The Elizabeth Street Garden, located between between Spring and Prince streets, has long been a community gathering place for artists and city dwellers. However, the city — which owns the land — announced plans to transform the space into an “urban oasis,” a move that longtime SoHo icons like Smith, Robert De Niro, and Martin Scorsese have previously lobbied against.
On Tuesday, a rally was held by those trying to preserve the garden, with Smith staging a performance that included a rendition of “Peaceable Kingdom”:
“The Elizabeth Street Garden is an entirely unique public sanctuary, where art, nature, literature and activism peacefully abide,” Smith previously wrote in an August 2024 letter to Mayor Eric Adams lobbying on the garden’s behalf. “I have been privileged to read poetry and sing in the Garden’s serene yet celebratory gatherings, attended by people of all ages, friends and neighbors, tourists with their children.”
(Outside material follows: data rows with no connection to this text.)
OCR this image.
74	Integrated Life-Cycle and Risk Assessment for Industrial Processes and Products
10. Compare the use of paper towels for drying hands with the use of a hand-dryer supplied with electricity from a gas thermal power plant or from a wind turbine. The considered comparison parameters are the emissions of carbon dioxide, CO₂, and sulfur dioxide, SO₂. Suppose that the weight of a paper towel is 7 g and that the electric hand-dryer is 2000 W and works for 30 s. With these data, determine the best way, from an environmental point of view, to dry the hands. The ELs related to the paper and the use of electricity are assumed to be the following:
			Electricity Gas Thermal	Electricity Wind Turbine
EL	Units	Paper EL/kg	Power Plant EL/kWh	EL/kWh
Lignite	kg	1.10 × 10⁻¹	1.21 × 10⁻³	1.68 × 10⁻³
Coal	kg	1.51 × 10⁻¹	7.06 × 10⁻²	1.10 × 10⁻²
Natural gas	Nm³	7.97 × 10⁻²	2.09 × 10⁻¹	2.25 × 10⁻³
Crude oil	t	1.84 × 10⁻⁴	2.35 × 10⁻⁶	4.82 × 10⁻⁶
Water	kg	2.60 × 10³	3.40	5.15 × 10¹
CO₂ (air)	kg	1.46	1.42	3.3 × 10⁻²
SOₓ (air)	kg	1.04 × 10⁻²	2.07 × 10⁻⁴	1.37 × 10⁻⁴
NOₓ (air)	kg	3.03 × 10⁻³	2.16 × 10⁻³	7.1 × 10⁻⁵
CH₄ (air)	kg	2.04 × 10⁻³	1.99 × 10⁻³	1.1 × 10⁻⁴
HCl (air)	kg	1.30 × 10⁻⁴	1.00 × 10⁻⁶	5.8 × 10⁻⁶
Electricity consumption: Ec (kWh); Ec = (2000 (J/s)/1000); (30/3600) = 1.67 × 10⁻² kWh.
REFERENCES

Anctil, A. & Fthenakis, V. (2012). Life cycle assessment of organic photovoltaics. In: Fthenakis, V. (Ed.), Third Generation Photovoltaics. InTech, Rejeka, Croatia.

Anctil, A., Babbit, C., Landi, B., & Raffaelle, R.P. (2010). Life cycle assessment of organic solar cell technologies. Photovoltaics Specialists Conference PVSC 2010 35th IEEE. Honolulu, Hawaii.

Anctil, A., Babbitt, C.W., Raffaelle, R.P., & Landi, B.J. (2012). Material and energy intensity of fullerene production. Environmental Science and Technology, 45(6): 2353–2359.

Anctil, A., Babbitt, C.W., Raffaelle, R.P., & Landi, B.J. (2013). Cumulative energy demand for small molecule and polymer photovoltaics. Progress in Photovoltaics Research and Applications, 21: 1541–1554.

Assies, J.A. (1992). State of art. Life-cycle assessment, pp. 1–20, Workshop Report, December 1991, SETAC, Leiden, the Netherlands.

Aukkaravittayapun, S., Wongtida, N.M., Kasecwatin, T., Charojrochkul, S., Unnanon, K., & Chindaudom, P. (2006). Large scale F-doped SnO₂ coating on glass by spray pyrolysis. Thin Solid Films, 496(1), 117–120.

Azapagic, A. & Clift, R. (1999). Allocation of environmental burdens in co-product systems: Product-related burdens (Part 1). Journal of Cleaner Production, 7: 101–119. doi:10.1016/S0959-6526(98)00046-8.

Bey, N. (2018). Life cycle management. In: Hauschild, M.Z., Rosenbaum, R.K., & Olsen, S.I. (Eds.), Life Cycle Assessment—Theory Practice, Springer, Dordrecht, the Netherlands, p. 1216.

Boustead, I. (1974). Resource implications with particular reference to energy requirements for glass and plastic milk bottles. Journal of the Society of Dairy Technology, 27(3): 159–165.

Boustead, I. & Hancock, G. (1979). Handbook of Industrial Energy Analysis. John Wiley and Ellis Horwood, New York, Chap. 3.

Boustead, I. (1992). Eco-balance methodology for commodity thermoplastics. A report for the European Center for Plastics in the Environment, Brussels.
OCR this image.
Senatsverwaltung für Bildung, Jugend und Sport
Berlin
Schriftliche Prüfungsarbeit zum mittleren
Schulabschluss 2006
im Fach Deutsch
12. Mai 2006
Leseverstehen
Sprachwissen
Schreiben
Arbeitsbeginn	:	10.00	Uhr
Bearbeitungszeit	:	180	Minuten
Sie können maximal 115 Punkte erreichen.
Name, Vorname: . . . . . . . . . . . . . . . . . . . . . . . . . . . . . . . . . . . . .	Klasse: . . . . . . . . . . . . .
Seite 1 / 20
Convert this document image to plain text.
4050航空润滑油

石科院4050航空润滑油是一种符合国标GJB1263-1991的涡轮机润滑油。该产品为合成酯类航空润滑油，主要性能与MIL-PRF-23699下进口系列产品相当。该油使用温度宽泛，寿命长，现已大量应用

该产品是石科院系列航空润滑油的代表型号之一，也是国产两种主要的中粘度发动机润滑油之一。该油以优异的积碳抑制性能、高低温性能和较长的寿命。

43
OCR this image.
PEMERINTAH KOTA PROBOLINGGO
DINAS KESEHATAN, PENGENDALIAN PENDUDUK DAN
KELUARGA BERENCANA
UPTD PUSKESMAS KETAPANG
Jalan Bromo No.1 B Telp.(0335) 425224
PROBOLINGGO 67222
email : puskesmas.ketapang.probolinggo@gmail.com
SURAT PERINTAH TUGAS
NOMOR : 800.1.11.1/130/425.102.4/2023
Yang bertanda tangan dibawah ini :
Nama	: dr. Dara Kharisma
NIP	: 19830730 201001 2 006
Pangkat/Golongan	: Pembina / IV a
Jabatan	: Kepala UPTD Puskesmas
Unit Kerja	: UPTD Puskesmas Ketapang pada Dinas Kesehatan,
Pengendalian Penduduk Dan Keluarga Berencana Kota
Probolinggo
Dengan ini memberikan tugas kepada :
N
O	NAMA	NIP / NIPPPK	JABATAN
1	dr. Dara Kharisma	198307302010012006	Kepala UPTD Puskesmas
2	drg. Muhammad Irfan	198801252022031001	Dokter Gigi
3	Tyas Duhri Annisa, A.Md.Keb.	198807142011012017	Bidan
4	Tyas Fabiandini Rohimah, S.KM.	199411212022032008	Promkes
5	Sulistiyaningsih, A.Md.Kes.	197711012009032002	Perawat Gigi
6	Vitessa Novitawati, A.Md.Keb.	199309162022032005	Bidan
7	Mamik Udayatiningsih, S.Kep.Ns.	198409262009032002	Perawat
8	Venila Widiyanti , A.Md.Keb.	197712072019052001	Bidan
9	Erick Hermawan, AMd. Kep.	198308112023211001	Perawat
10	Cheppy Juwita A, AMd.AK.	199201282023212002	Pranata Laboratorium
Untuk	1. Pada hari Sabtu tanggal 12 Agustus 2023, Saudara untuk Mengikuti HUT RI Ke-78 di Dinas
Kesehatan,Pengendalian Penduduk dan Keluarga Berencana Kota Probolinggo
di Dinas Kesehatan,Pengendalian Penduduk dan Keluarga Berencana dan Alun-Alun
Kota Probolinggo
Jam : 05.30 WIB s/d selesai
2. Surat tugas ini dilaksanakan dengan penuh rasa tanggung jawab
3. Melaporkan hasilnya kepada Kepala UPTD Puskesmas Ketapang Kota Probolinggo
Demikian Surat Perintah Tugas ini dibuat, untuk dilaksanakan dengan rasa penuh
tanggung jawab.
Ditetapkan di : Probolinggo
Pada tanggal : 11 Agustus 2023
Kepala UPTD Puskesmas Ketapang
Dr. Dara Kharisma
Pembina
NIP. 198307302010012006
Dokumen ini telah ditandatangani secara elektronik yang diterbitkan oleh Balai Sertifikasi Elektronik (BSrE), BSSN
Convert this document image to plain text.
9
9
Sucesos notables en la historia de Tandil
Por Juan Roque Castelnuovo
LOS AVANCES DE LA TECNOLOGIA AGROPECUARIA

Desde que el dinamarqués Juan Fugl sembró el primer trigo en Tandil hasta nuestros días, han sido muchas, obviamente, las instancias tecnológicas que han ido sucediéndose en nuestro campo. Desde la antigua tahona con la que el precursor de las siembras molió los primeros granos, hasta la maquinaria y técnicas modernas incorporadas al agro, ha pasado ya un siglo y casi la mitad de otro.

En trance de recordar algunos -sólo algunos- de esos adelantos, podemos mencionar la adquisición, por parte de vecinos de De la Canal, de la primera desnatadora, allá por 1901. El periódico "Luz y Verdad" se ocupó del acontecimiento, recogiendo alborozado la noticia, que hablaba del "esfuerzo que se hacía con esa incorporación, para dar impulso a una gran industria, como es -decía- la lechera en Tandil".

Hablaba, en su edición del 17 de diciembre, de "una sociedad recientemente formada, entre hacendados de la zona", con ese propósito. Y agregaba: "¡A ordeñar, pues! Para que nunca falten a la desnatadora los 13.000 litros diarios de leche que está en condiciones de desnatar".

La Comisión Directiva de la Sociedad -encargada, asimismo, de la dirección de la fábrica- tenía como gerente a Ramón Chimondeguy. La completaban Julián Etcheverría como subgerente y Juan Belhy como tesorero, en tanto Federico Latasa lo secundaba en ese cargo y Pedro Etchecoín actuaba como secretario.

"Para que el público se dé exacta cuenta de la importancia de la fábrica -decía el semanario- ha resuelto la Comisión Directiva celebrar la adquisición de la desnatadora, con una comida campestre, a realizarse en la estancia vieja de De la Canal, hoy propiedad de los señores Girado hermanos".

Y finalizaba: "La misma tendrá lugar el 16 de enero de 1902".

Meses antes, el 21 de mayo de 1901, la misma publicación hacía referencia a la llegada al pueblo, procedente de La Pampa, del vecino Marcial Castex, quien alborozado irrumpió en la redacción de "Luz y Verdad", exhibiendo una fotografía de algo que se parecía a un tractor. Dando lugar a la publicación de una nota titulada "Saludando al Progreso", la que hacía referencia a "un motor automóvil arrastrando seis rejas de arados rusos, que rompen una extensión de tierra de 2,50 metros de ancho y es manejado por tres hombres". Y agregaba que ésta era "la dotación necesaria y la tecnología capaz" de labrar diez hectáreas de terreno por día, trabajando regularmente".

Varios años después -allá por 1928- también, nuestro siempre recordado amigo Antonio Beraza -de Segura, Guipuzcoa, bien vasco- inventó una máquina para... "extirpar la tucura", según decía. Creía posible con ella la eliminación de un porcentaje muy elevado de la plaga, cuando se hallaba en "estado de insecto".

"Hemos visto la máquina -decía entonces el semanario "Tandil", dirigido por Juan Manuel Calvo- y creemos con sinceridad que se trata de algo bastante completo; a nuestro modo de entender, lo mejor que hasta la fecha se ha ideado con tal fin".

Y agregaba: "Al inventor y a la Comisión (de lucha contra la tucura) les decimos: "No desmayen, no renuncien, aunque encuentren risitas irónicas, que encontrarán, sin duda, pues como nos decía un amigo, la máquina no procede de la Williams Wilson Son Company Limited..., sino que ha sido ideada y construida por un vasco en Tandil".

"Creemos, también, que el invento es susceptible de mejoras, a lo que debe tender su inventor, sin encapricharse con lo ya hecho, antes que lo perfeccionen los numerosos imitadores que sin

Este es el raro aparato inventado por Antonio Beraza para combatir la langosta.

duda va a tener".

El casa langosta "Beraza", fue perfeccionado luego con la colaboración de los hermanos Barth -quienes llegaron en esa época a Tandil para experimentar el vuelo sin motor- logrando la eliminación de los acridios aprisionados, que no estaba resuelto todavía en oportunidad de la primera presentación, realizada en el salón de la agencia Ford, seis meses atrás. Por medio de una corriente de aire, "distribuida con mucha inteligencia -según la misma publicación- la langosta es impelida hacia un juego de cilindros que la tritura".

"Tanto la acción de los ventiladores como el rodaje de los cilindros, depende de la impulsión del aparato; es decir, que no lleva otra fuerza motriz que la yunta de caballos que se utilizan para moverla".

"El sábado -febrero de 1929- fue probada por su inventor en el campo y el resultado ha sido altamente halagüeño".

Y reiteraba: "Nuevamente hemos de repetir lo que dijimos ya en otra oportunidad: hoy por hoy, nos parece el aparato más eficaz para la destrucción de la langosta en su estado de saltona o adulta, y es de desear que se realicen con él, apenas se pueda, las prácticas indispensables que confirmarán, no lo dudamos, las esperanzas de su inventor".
Smith continued, “The Garden is not only an oasis of greenspace within our city, but truly stands as a work of art. The effort to save it is reflective of a mass effort to preserve the nature and ever evolving character of New York City.”
To the city’s credit, their plan includes building affordable housing for low-income and LGBTQ senior citizens; according to NY1, nearly 25 percent of all seniors in the five boroughs live in poverty, and more than 61 percent are “rent-burdened.”
While Smith acknowledged the city’s well-meaning intentions for the space, “Affordable housing and greenspaces are both essential assets and should not be pinned against each other.”
The non-profit organization that manages Elizabeth Street Park previously issued a federal lawsuit in an effort to protect the space under the Visual Artists Rights Act (VARA), and thus protect it as part of the Conservation Land Trust.
“Every day the City chooses not to seriously consider these alternative site proposals, we risk losing another opportunity to create affordable housing in the neighborhood,” the organization wrote. “This is not a choice between saving the Garden and building affordable housing — it is about rejecting false dichotomies and doing everything we can to preserve the one-of-a-kind Elizabeth Street Garden while achieving affordable housing for those who need it most.”